Matera la città di chiese rupestri unica al mondo

Matera è la città per eccellenza, capoluogo della Basilicata, per essere ancora testimone del passaggio di antiche popolazioni. Qui, infatti, sono ancora intatte le loro abitazioni rupestri sulla pietra o più precisamente nella Murgia materana. La Murgia materana è un Parco che comprende le presenze di archeologia preistorica, storica e le prime Chiese costruite con l’avvento del Cristianesimo.

Monumenti e chiese rupestri e l’Ipogeo Matera Sum

In questa zona è possibile visitare castelli, città d’arte, habitat rupestri, conoscere le tradizioni, dei riti e dei miti di questi meravigliosi luoghi. Oltre ai Sassi di Matera, nel capoluogo è presente il laboratorio della Civiltà Contadina per la presenza di numerosi oggetti comuni raccolti nelle generazioni a dimostrazione del modo di vita vissuta dagli antenati.
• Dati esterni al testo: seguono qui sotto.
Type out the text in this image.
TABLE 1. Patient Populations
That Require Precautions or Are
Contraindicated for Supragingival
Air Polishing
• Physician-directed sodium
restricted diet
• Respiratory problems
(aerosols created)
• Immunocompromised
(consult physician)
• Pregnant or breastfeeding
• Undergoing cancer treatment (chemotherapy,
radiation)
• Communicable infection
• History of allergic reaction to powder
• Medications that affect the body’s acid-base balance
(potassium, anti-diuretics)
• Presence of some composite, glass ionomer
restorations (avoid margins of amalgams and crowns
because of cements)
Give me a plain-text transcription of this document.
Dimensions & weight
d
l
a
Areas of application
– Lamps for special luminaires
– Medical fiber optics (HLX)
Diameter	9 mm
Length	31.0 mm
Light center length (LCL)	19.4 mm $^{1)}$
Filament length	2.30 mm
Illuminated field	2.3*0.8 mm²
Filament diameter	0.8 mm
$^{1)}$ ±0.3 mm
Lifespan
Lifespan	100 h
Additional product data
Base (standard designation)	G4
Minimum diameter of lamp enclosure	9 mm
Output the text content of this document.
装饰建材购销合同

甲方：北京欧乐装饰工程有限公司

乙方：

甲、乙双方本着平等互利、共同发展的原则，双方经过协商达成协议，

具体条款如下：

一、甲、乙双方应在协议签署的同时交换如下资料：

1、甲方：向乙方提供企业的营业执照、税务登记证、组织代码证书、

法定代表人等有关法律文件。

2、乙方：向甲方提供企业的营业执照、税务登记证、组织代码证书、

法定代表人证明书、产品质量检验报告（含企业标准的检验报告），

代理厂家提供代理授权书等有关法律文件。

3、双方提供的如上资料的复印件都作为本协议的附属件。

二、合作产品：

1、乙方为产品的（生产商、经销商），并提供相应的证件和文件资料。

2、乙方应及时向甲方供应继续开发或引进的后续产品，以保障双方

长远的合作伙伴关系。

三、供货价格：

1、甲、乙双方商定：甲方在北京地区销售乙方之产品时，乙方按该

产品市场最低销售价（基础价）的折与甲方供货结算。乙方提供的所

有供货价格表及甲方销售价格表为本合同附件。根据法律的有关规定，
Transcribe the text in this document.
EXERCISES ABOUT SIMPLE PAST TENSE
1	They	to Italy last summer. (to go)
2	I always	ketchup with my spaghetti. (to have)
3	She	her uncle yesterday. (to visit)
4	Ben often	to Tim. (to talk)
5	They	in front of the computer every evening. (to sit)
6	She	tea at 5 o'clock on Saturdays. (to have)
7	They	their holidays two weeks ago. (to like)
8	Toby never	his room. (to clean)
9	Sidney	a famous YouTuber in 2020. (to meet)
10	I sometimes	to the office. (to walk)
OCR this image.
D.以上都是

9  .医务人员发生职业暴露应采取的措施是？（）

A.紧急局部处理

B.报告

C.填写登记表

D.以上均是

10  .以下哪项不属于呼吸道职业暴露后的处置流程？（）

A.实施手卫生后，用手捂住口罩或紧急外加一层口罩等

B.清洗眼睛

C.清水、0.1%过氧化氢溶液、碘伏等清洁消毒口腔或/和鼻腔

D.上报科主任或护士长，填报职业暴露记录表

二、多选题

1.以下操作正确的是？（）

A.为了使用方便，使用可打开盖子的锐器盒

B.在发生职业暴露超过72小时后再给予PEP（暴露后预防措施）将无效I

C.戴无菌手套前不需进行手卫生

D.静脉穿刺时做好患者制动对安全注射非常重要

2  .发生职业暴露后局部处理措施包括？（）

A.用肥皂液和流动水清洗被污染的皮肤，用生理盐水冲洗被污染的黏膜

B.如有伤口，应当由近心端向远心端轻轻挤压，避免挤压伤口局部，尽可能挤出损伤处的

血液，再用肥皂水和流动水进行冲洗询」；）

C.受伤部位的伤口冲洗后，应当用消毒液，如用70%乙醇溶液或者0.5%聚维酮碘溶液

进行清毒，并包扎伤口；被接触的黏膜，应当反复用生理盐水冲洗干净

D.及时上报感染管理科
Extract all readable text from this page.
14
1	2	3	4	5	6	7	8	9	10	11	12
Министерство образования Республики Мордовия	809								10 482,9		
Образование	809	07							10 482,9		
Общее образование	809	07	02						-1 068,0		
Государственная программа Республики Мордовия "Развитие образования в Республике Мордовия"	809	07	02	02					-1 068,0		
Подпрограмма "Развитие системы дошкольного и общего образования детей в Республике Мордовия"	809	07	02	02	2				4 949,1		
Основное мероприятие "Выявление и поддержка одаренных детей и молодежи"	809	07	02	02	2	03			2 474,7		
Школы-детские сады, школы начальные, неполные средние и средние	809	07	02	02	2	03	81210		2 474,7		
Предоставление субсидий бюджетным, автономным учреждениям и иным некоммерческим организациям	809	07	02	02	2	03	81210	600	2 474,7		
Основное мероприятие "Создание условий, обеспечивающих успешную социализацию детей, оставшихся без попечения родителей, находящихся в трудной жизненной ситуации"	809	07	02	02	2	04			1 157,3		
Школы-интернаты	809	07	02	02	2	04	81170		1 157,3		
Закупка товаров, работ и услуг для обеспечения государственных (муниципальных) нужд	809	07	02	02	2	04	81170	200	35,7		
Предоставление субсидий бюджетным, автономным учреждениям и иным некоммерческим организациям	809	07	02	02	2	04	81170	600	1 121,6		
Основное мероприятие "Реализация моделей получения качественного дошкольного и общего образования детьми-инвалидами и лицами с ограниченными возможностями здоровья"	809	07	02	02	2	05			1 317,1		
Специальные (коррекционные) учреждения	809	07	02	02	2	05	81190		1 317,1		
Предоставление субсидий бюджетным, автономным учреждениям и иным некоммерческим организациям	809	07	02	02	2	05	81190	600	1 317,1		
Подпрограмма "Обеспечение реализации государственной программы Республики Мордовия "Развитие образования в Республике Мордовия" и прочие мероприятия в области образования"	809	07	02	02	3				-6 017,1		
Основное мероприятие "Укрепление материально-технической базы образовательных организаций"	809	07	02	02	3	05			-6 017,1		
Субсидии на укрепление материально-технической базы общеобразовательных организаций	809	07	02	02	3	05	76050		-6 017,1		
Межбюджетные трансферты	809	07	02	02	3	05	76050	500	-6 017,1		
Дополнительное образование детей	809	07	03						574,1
E’ possibile visitare anche l’Ipogeo Materasum dove è presente nel sottosuolo della città un percorso di 1200 mq alla scoperta di Matera sotteranea fatta di cunicoli, case, cisterne, ambienti produttivi e luoghi di culto. Sempre a Matera è visitabile la Cripta del Peccato Originale del periodo longobardo: si riunivano monaci benedettini e in questo luoghi sono inoltre presenti numerosi affreschi che rimandano alla Cappella Sistina. Altro luogo da visitare a Matera è il Moom ossia il Museo dell’Olio di Oliva dove è presente un frantoio, torchi, vasche, cisterne e utensili che servivano per produrre l’olio di oliva di Matera. Un piatto tipico materano è la “Ciallèdd”, piatto condito con patate, cipolla, erbette, rape e a volte uova.

La pignata è un altro piatto tipico di Matera che si cucina con la carne di pecora: i vari strati della carne vengono riempiti di patate, cipolle, sponsale, sedano e pomodorini.

Montescaglioso con le sue sue chiese e le Abbazie

A 32 km più a sud di Matera ma sempre nel Parco della Murgia c’è Montescaglioso, un centro abitato che ha un patrimonio storico ed ambientale. Qui è attestata la colonizzazione greca che ha trasformato l’abitato in una importante città con una fortificazione intorno ad essa.

Oggi è possibile vedere in un piccolo parco archeologico urbano un tratto di questa fortificazione. In un edificio pubblico a Montescaglioso restano un telamone e un mosaico pavimentale, testimoni dell’arrivo di 4 magistrati da Roma nel periodo romano: questa città lucana, in quest’epoca, era denominata Civitas Severiana.

A Montescaglioso nel secolo XI la presenza normanna contribuì a favorire lo sviluppo urbano e l’incremento demografico della città con l’abbazia di S. Michele Arcangelo e poi monasteri e conventi di particolare importanza. Sono presenti a Montescaglioso anche numerose Chiese di particolare bellezza, come la Chiesa Madre dei SS. Pietro e Paolo e la Chiesa di Sant’Agostino. Anche a Montescaglioso ci sono i piatti tipici come l’agnello al tegame ossia agnello con rosmarino e aglio e con brodo; altro piatto tipico è il baccalà a ciaruedda con cipolla, pomodori tagliati, aglio, prezzemolo e peperoncino.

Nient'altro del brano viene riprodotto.